Follow Up Needs to be a Routine Procedure
But more critical is your follow up procedure. Which actually begins before you ask for the sale. Throughout the entire sales process you are developing your relationship with your potential client – getting to know them both personally and professionally. And while you’re doing this you are filing away the details about their business that will help you manage the conversation to a successful close, and business for you. While you’re discovering what needs to happen for you to make the sale, you’ll be outlining your own procedures for implementation and onboarding. You and your prospect will both understand what you each need to do and when. You’ll be asking the questions you need answered to make sure you can shorten the sales cycle.
The Planes, Trains and Automobiles of Sales
And then, you’ll be following up. Multiple times. By phone. By email. In person, perhaps. Until you have a signed contract or a definitive ‘no’, your sales opportunity hasn’t gone away. And if you are diligent about this, (ahem, not just scheduling multiple follow ups into your task list but actually completing them!), you’ll find that your sales cycles will shorten.
And if you find that you really need help getting your follow up procedures in order, I’d be happy to introduce you to Lisa Shaughnessy at Simplified Business Workflows or Alex Suchmann at AIS Collaborations. They are both as keen on following up as I am!
Well that concludes this series on the four factors YOU can impact to drive sales growth. Selling isn’t actually all that complicated, but it does take persistence, organization, and attention to detail. And most importantly, the ability to ask those compelling questions that really are the key to selling success.

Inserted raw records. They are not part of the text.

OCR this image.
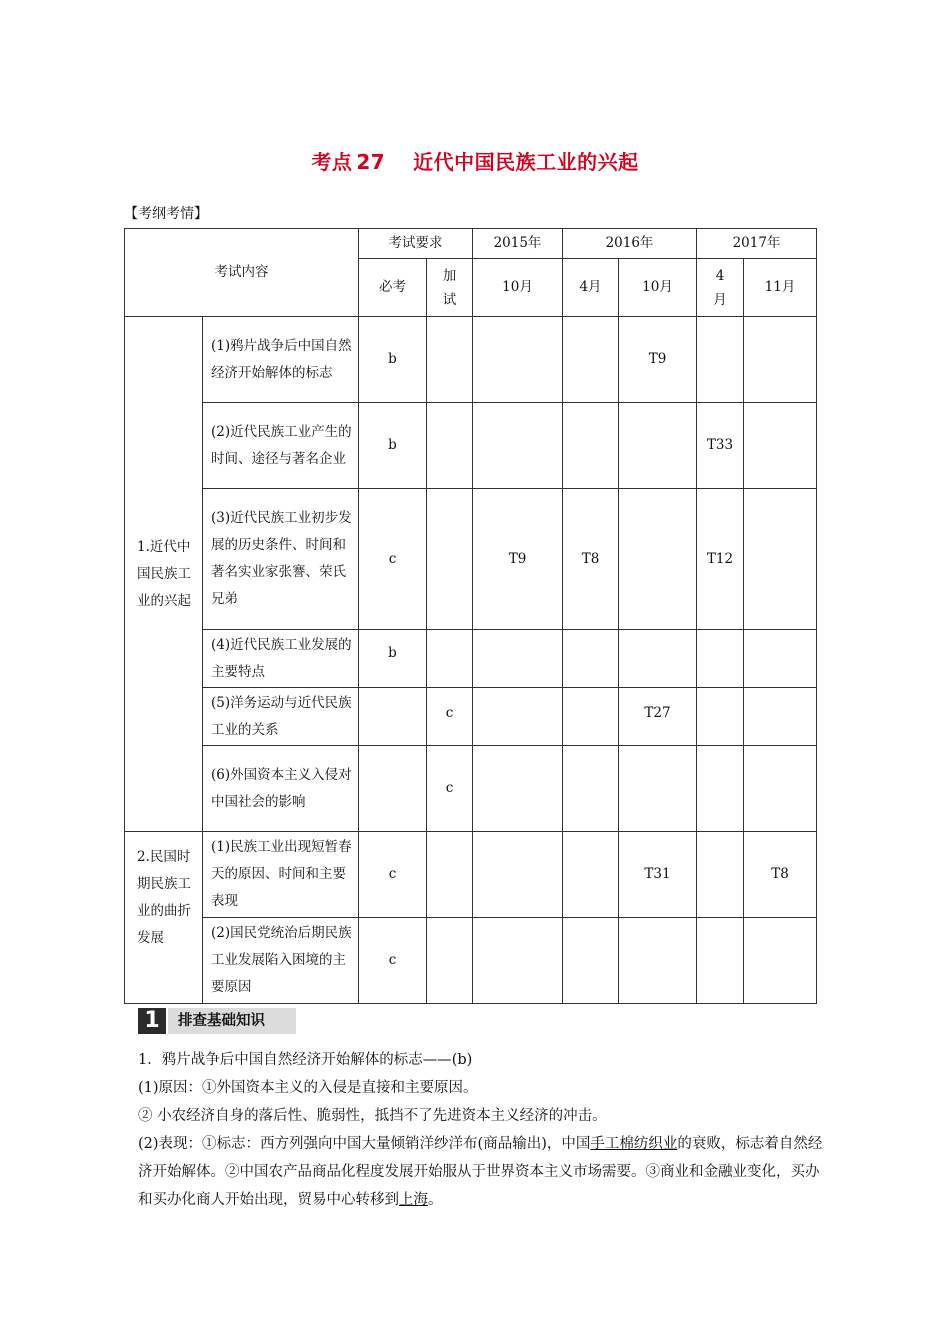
考点 27 近代中国民族工业的兴起
【考纲考情】
考试内容		考试要求		2015年	2016年		2017年	
		必考	加试	10月	4月	10月	4月	11月
1.近代中国民族工业的兴起	(1)鸦片战争后中国自然经济开始解体的标志	b				T9		
	(2)近代民族工业产生的时间、途径与著名企业	b					T33	
	(3)近代民族工业初步发展的历史条件、时间和著名实业家张謇、荣氏兄弟	c		T9	T8		T12	
	(4)近代民族工业发展的主要特点	b						
	(5)洋务运动与近代民族工业的关系		c			T27		
	(6)外国资本主义入侵对中国社会的影响		c					
2.民国时期民族工业的曲折发展	(1)民族工业出现短暂春天的原因、时间和主要表现	c				T31		T8
	(2)国民党统治后期民族工业发展陷入困境的主要原因	c						
1	排查基础知识

1．鸦片战争后中国自然经济开始解体的标志——(b)

(1)原因：①外国资本主义的入侵是直接和主要原因。

② 小农经济自身的落后性、脆弱性，抵挡不了先进资本主义经济的冲击。

(2)表现：①标志：西方列强向中国大量倾销洋纱洋布(商品输出)，中国手工棉纺织业的衰败，标志着自然经济开始解体。②中国农产品商品化程度发展开始服从于世界资本主义市场需要。③商业和金融业变化，买办和买办化商人开始出现，贸易中心转移到上海。
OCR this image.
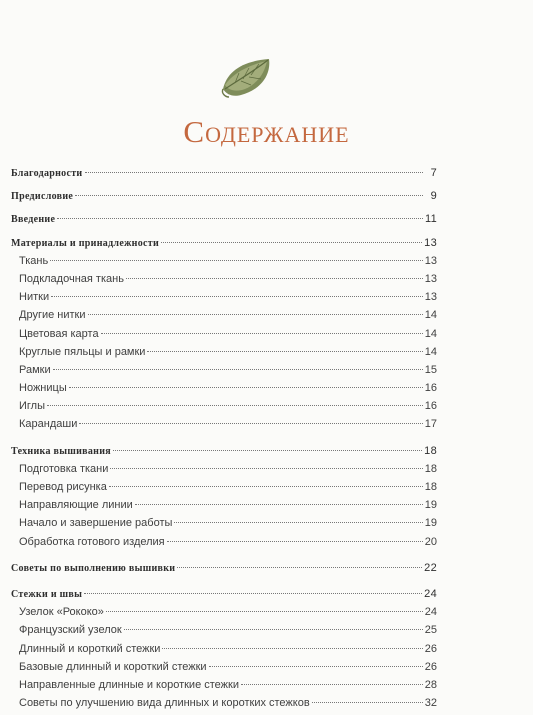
Содержание
Благодарности	7
Предисловие	9
Введение	11
Материалы и принадлежности	13
Ткань	13
Подкладочная ткань	13
Нитки	13
Другие нитки	14
Цветовая карта	14
Круглые пяльцы и рамки	14
Рамки	15
Ножницы	16
Иглы	16
Карандаши	17
Техника вышивания	18
Подготовка ткани	18
Перевод рисунка	18
Направляющие линии	19
Начало и завершение работы	19
Обработка готового изделия	20
Советы по выполнению вышивки	22
Стежки и швы	24
Узелок «Рококо»	24
Французский узелок	25
Длинный и короткий стежки	26
Базовые длинный и короткий стежки	26
Направленные длинные и короткие стежки	28
Советы по улучшению вида длинных и коротких стежков	32
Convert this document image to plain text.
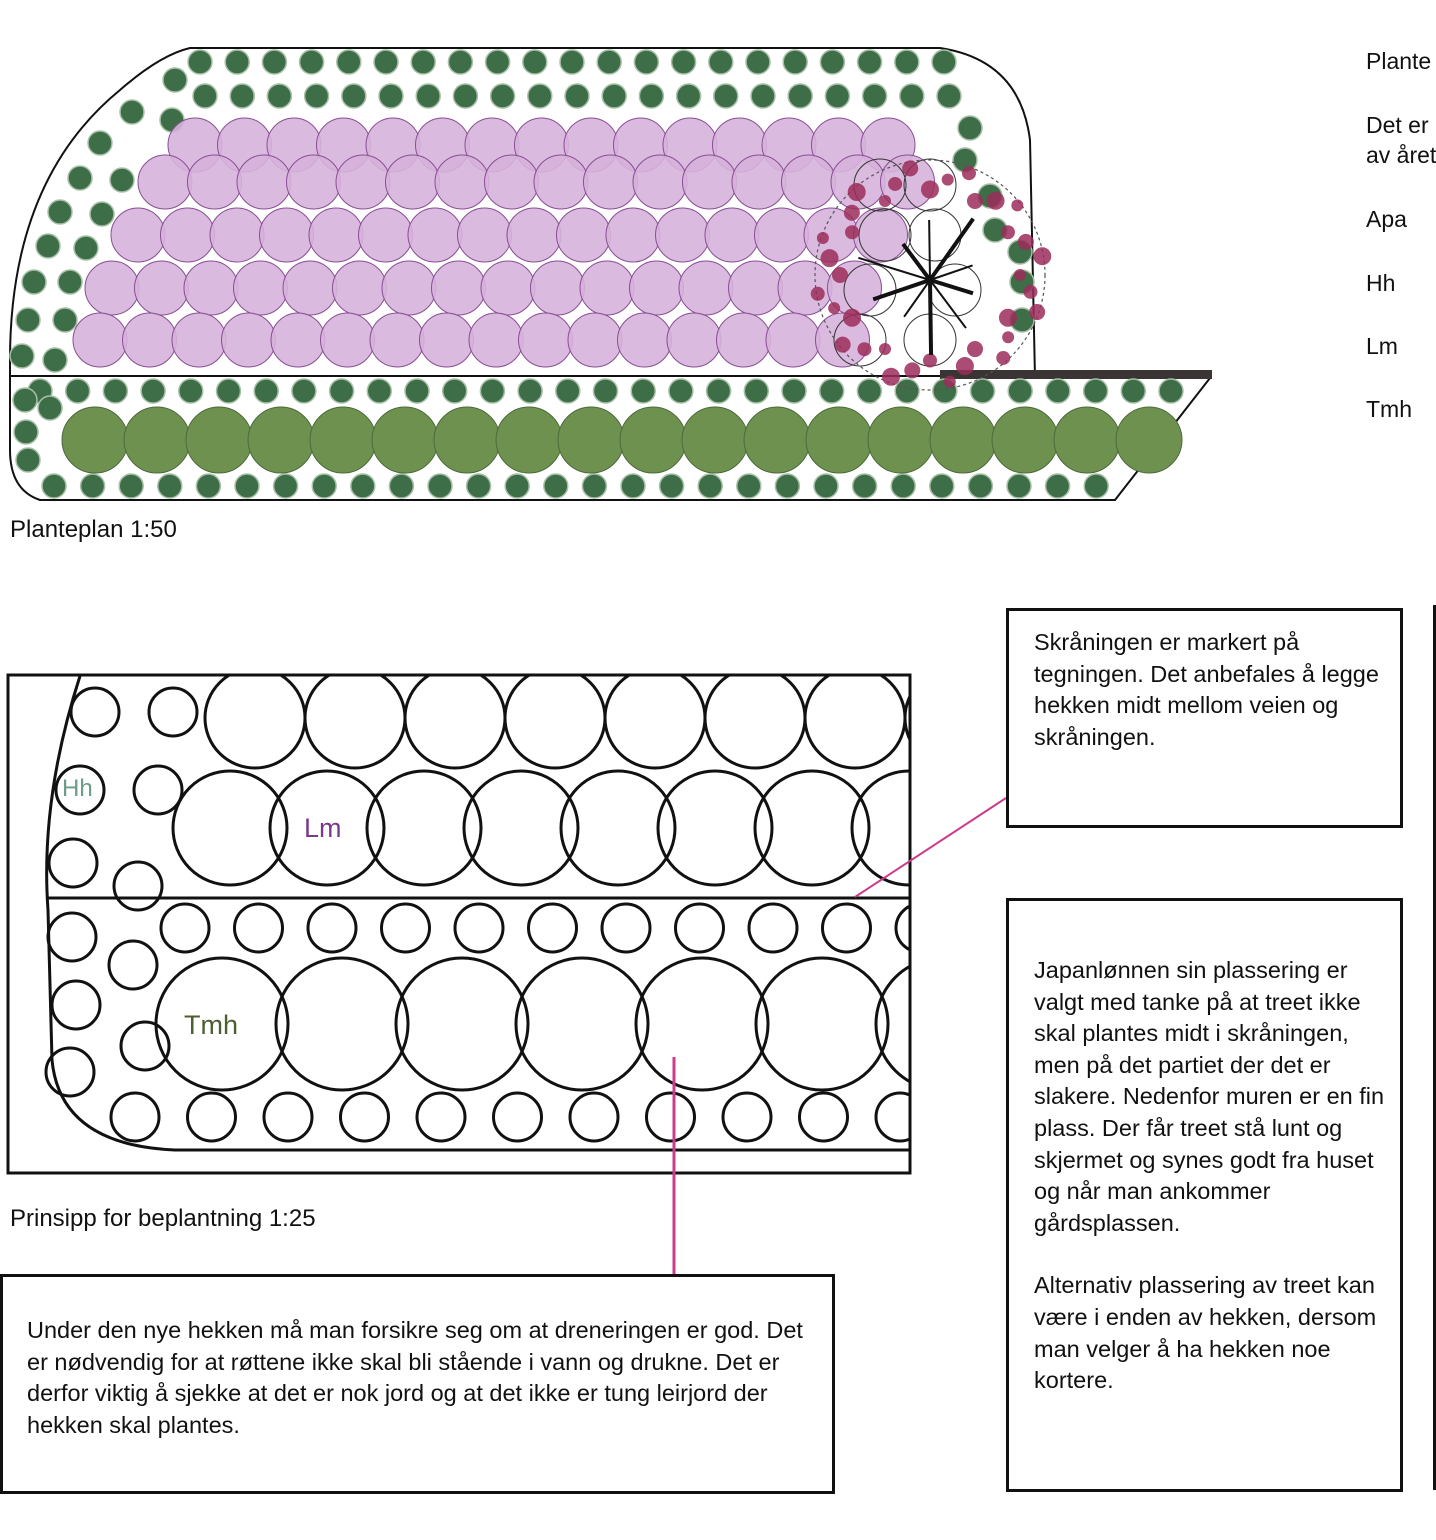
Planteplan 1:50
Plante
Det er
av året
Apa
Hh
Lm
Tmh
Hh
Lm
Tmh
Prinsipp for beplantning 1:25

Skråningen er markert på tegningen. Det anbefales å legge hekken midt mellom veien og skråningen.

Japanlønnen sin plassering er valgt med tanke på at treet ikke skal plantes midt i skråningen, men på det partiet der det er slakere. Nedenfor muren er en fin plass. Der får treet stå lunt og skjermet og synes godt fra huset og når man ankommer gårdsplassen.

Alternativ plassering av treet kan være i enden av hekken, dersom man velger å ha hekken noe kortere.

Under den nye hekken må man forsikre seg om at dreneringen er god. Det er nødvendig for at røttene ikke skal bli stående i vann og drukne. Det er derfor viktig å sjekke at det er nok jord og at det ikke er tung leirjord der hekken skal plantes.
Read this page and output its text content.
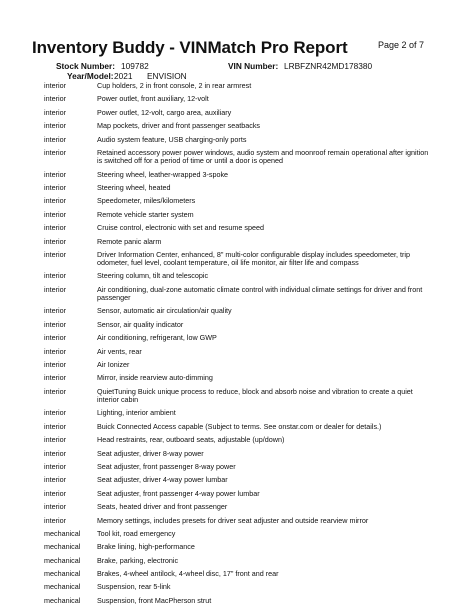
Inventory Buddy - VINMatch Pro Report	Page 2 of 7
Stock Number: 109782	VIN Number: LRBFZNR42MD178380
Year/Model: 2021 ENVISION
interior	Cup holders, 2 in front console, 2 in rear armrest
interior	Power outlet, front auxiliary, 12-volt
interior	Power outlet, 12-volt, cargo area, auxiliary
interior	Map pockets, driver and front passenger seatbacks
interior	Audio system feature, USB charging-only ports
interior	Retained accessory power power windows, audio system and moonroof remain operational after ignition is switched off for a period of time or until a door is opened
interior	Steering wheel, leather-wrapped 3-spoke
interior	Steering wheel, heated
interior	Speedometer, miles/kilometers
interior	Remote vehicle starter system
interior	Cruise control, electronic with set and resume speed
interior	Remote panic alarm
interior	Driver Information Center, enhanced, 8" multi-color configurable display includes speedometer, trip odometer, fuel level, coolant temperature, oil life monitor, air filter life and compass
interior	Steering column, tilt and telescopic
interior	Air conditioning, dual-zone automatic climate control with individual climate settings for driver and front passenger
interior	Sensor, automatic air circulation/air quality
interior	Sensor, air quality indicator
interior	Air conditioning, refrigerant, low GWP
interior	Air vents, rear
interior	Air Ionizer
interior	Mirror, inside rearview auto-dimming
interior	QuietTuning Buick unique process to reduce, block and absorb noise and vibration to create a quiet interior cabin
interior	Lighting, interior ambient
interior	Buick Connected Access capable (Subject to terms. See onstar.com or dealer for details.)
interior	Head restraints, rear, outboard seats, adjustable (up/down)
interior	Seat adjuster, driver 8-way power
interior	Seat adjuster, front passenger 8-way power
interior	Seat adjuster, driver 4-way power lumbar
interior	Seat adjuster, front passenger 4-way power lumbar
interior	Seats, heated driver and front passenger
interior	Memory settings, includes presets for driver seat adjuster and outside rearview mirror
mechanical	Tool kit, road emergency
mechanical	Brake lining, high-performance
mechanical	Brake, parking, electronic
mechanical	Brakes, 4-wheel antilock, 4-wheel disc, 17" front and rear
mechanical	Suspension, rear 5-link
mechanical	Suspension, front MacPherson strut
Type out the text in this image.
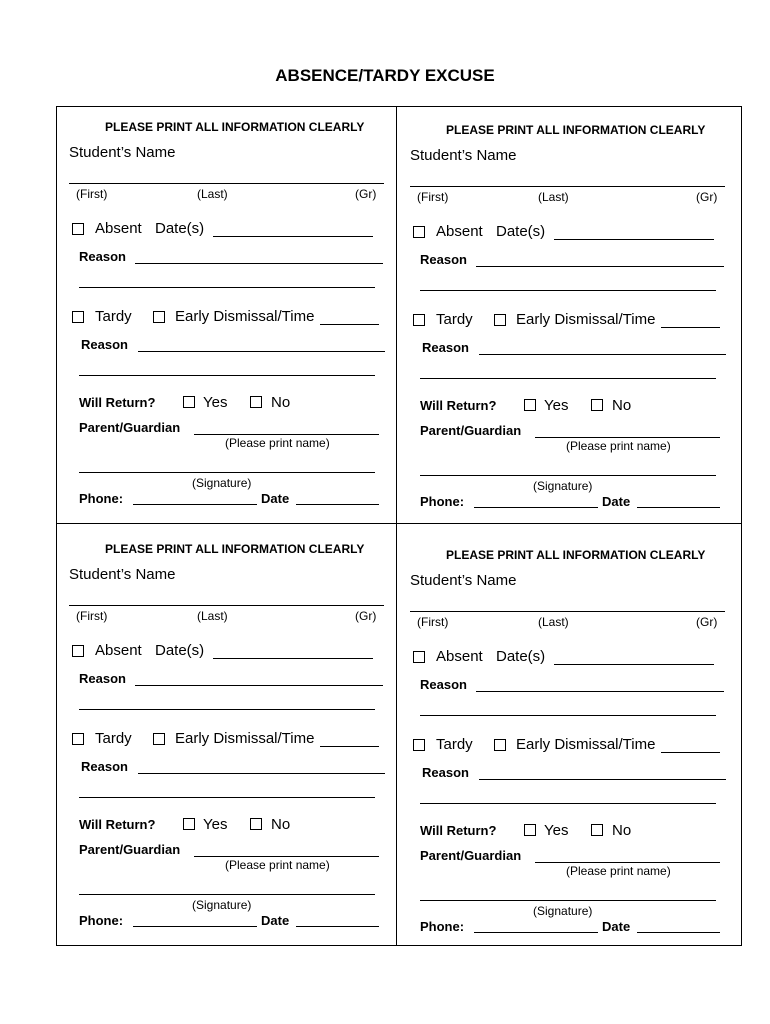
ABSENCE/TARDY EXCUSE
PLEASE PRINT ALL INFORMATION CLEARLY
Student’s Name
(First)	(Last)	(Gr)
Absent Date(s)
Reason
Tardy	Early Dismissal/Time
Reason
Will Return?	Yes	No
Parent/Guardian
(Please print name)
(Signature)
Phone:	Date
PLEASE PRINT ALL INFORMATION CLEARLY
Student’s Name
(First)	(Last)	(Gr)
Absent Date(s)
Reason
Tardy	Early Dismissal/Time
Reason
Will Return?	Yes	No
Parent/Guardian
(Please print name)
(Signature)
Phone:	Date
PLEASE PRINT ALL INFORMATION CLEARLY
Student’s Name
(First)	(Last)	(Gr)
Absent Date(s)
Reason
Tardy	Early Dismissal/Time
Reason
Will Return?	Yes	No
Parent/Guardian
(Please print name)
(Signature)
Phone:	Date
PLEASE PRINT ALL INFORMATION CLEARLY
Student’s Name
(First)	(Last)	(Gr)
Absent Date(s)
Reason
Tardy	Early Dismissal/Time
Reason
Will Return?	Yes	No
Parent/Guardian
(Please print name)
(Signature)
Phone:	Date
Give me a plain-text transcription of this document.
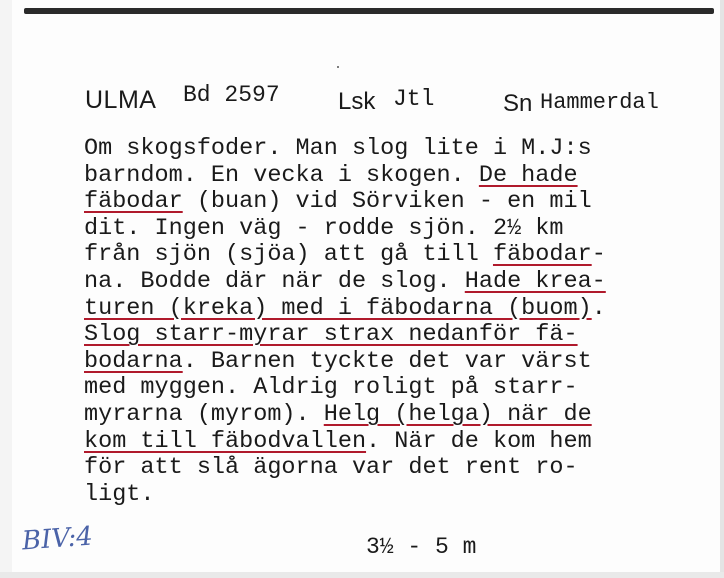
ULMA Bd 2597 Lsk Jtl	Sn Hammerdal
Om skogsfoder. Man slog lite i M.J:s
barndom. En vecka i skogen. De hade
fäbodar (buan) vid Sörviken - en mil
dit. Ingen väg - rodde sjön. 2½ km
från sjön (sjöa) att gå till fäbodar-
na. Bodde där när de slog. Hade krea-
turen (kreka) med i fäbodarna (buom).
Slog starr-myrar strax nedanför fä-
bodarna. Barnen tyckte det var värst
med myggen. Aldrig roligt på starr-
myrarna (myrom). Helg (helga) när de
kom till fäbodvallen. När de kom hem
för att slå ägorna var det rent ro-
ligt.
BIV:4	3½ - 5 m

Tackle Just One to See Sales Grow
If you haven’t had the opportunity to read the other posts (Improve Your Conversion Rates for Sustained Growth, Increase Your Sales Volumes for Better Business Growth, and Increasing Average Sales Value is Like a Picnic) I encourage you to do so. And then choose one of the factors that you think you can impact the most in your business. Concentrate on that one for a while and watch what happens. With the increased forward momentum you’ll achieve, you’ll be able to address another of the four factors. Watch out world!